In Illinois, Gov. Pat Quinn has caught up in recent polls after running scathing ads suggesting his opponent is a gun-happy tax cheat who wants to cut the minimum wage. And California Sen. Barbara Boxer gained by portraying the Republican candidate as a heartless corporate bigwig.
The Democratic movement, seen in about a dozen races in six states, is limited and hardly amounts to a surge, as some Democrats have boasted. Republicans still have significant momentum in a year when voters are scared about their jobs.
But the latest developments suggest that a midterm campaign already marked by surprising victories and defeats, and which could change control of Congress, still remains somewhat unsettled. Strategists in both parties maintain that aggressive campaigning and advertising could still energize enough listless Democrats or sway enough independents to make a difference in key races.
"The results were called about a month ago, but it turns out we might have an election after all," joked Democratic strategist Bob Shrum.
The latest ABC/Washington Post poll found Democrats strengthened their position in the past month but still generally trail. The survey shows Republican congressional candidates with a 6 percentage point lead, compared with 13 points a month ago on the question which party the voter plans to support this fall.
There's no evidence that Democrats have gained enough to change the number of House and Senate seats that are up for grabs. In fact, it's the Republicans who are expanding into new districts as they see potential weak spots.
Some 75 House seats and about 16 Senate seats are competitive, the bulk of them now held by Democrats. Currently, Democrats have a 255-178 advantage in the House and a 59-41 Senate majority.
Republicans acknowledge some movement, although they maintain it signals no fundamental shift in the election landscape.
"I think what you're seeing around the country is that the base is starting to come back," said Bill Pascoe, a Virginia-based Republican political strategist.
Some Republicans are trying to use the situation to their advantage. "Don't let the Democrats bounce back," South Carolina Sen.
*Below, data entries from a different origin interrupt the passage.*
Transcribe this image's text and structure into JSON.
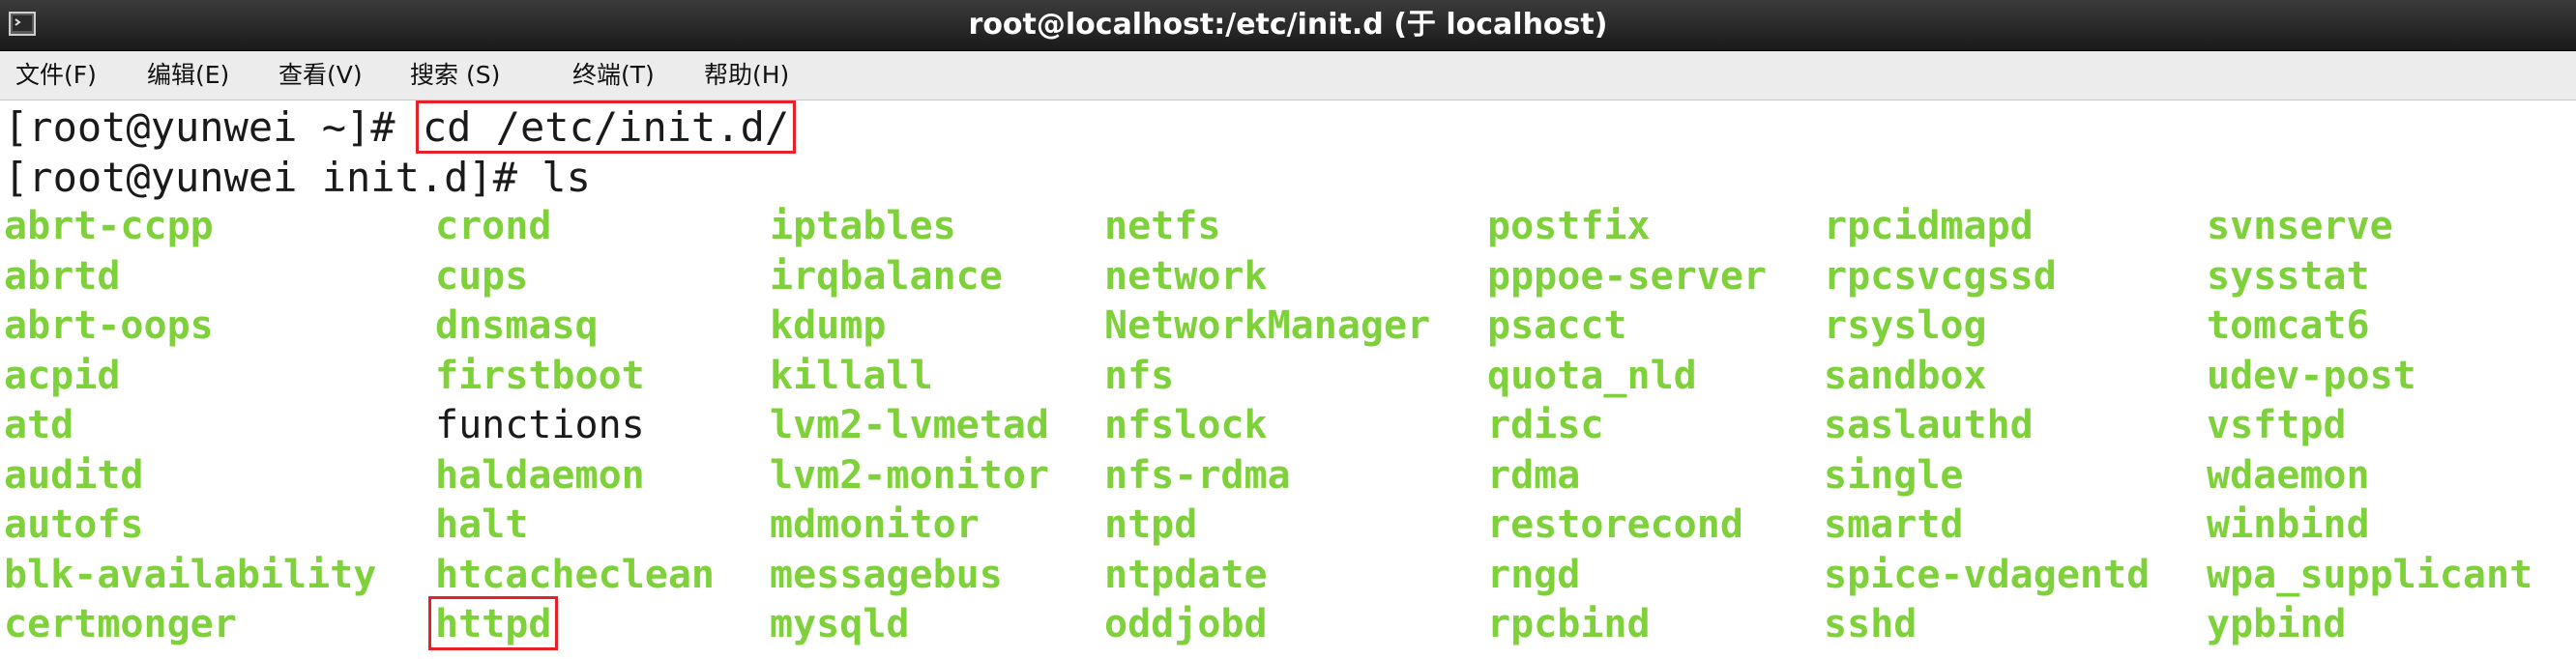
{
  "window": {
    "title": "root@localhost:/etc/init.d (于 localhost)",
    "icon": "terminal-icon"
  },
  "menu": {
    "items": [
      "文件(F)",
      "编辑(E)",
      "查看(V)",
      "搜索 (S)",
      "终端(T)",
      "帮助(H)"
    ]
  },
  "terminal": {
    "line1": {
      "prompt": "[root@yunwei ~]# ",
      "command": "cd /etc/init.d/"
    },
    "line2": {
      "prompt": "[root@yunwei init.d]# ",
      "command": "ls"
    },
    "columns": [
      [
        "abrt-ccpp",
        "abrtd",
        "abrt-oops",
        "acpid",
        "atd",
        "auditd",
        "autofs",
        "blk-availability",
        "certmonger"
      ],
      [
        "crond",
        "cups",
        "dnsmasq",
        "firstboot",
        "functions",
        "haldaemon",
        "halt",
        "htcacheclean",
        "httpd"
      ],
      [
        "iptables",
        "irqbalance",
        "kdump",
        "killall",
        "lvm2-lvmetad",
        "lvm2-monitor",
        "mdmonitor",
        "messagebus",
        "mysqld"
      ],
      [
        "netfs",
        "network",
        "NetworkManager",
        "nfs",
        "nfslock",
        "nfs-rdma",
        "ntpd",
        "ntpdate",
        "oddjobd"
      ],
      [
        "postfix",
        "pppoe-server",
        "psacct",
        "quota_nld",
        "rdisc",
        "rdma",
        "restorecond",
        "rngd",
        "rpcbind"
      ],
      [
        "rpcidmapd",
        "rpcsvcgssd",
        "rsyslog",
        "sandbox",
        "saslauthd",
        "single",
        "smartd",
        "spice-vdagentd",
        "sshd"
      ],
      [
        "svnserve",
        "sysstat",
        "tomcat6",
        "udev-post",
        "vsftpd",
        "wdaemon",
        "winbind",
        "wpa_supplicant",
        "ypbind"
      ]
    ],
    "plain_entries": [
      "functions"
    ],
    "highlighted_entries": [
      "httpd"
    ],
    "colors": {
      "executable": "#7fd13b",
      "plain": "#1a1a1a",
      "highlight_box": "#e8202a"
    }
  }
}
Jim DeMint warns in a new fundraising appeal.
Democratic insiders attribute the uptick in part to longtime Democratic voters being scared into action by warnings that Republicans might capture both the House and Senate.
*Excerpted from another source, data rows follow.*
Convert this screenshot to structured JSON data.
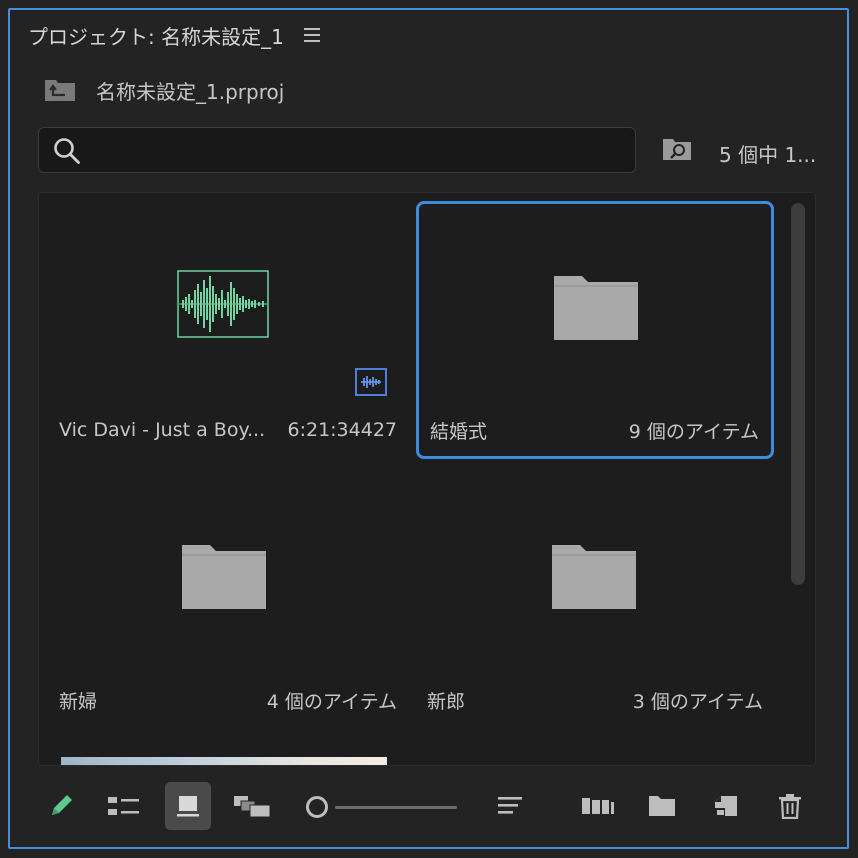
{
  "panel": {
    "title": "プロジェクト: 名称未設定_1",
    "menu_icon": "hamburger-menu-icon"
  },
  "project": {
    "file_name": "名称未設定_1.prproj",
    "icon": "project-folder-icon"
  },
  "search": {
    "value": "",
    "placeholder": "",
    "icon": "search-icon"
  },
  "find_icon": "find-bin-icon",
  "item_count": "5 個中 1...",
  "items": [
    {
      "kind": "audio",
      "name": "Vic Davi - Just a Boy...",
      "meta": "6:21:34427",
      "selected": false
    },
    {
      "kind": "bin",
      "name": "結婚式",
      "meta": "9 個のアイテム",
      "selected": true
    },
    {
      "kind": "bin",
      "name": "新婦",
      "meta": "4 個のアイテム",
      "selected": false
    },
    {
      "kind": "bin",
      "name": "新郎",
      "meta": "3 個のアイテム",
      "selected": false
    }
  ],
  "colors": {
    "accent": "#3d8cdd",
    "waveform": "#6fd5a0",
    "folder": "#a9a9a9",
    "audio_badge": "#4d7fd6"
  },
  "toolbar": {
    "buttons": [
      "pencil-icon",
      "list-view-icon",
      "icon-view-icon",
      "freeform-view-icon",
      "sort-icon",
      "automate-to-sequence-icon",
      "new-bin-icon",
      "new-item-icon",
      "trash-icon"
    ],
    "active_view": "icon-view",
    "zoom_level": 0
  }
}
Another possibility is that voters are getting to the point of comparing specific candidates instead of expressing general discontent. It's one thing to be fed up with Washington, according to this theory; it's another to reject a familiar officeholder who has served your area for years.
Recent controversies surrounding some tea party candidates, such as Christine O'Donnell of Delaware, could be contributing to doubts among some moderates. "In a lot of places, Democrats have been able to narrow the gap by talking about how out of touch their Republican opponent is," said Democratic political consultant Mo Elleithee.
President Obama visited his home state Thursday to help Alexi Giannoulias, the Democratic Senate candidate who is locked in a tight race with Republican Rep. Mark Kirk.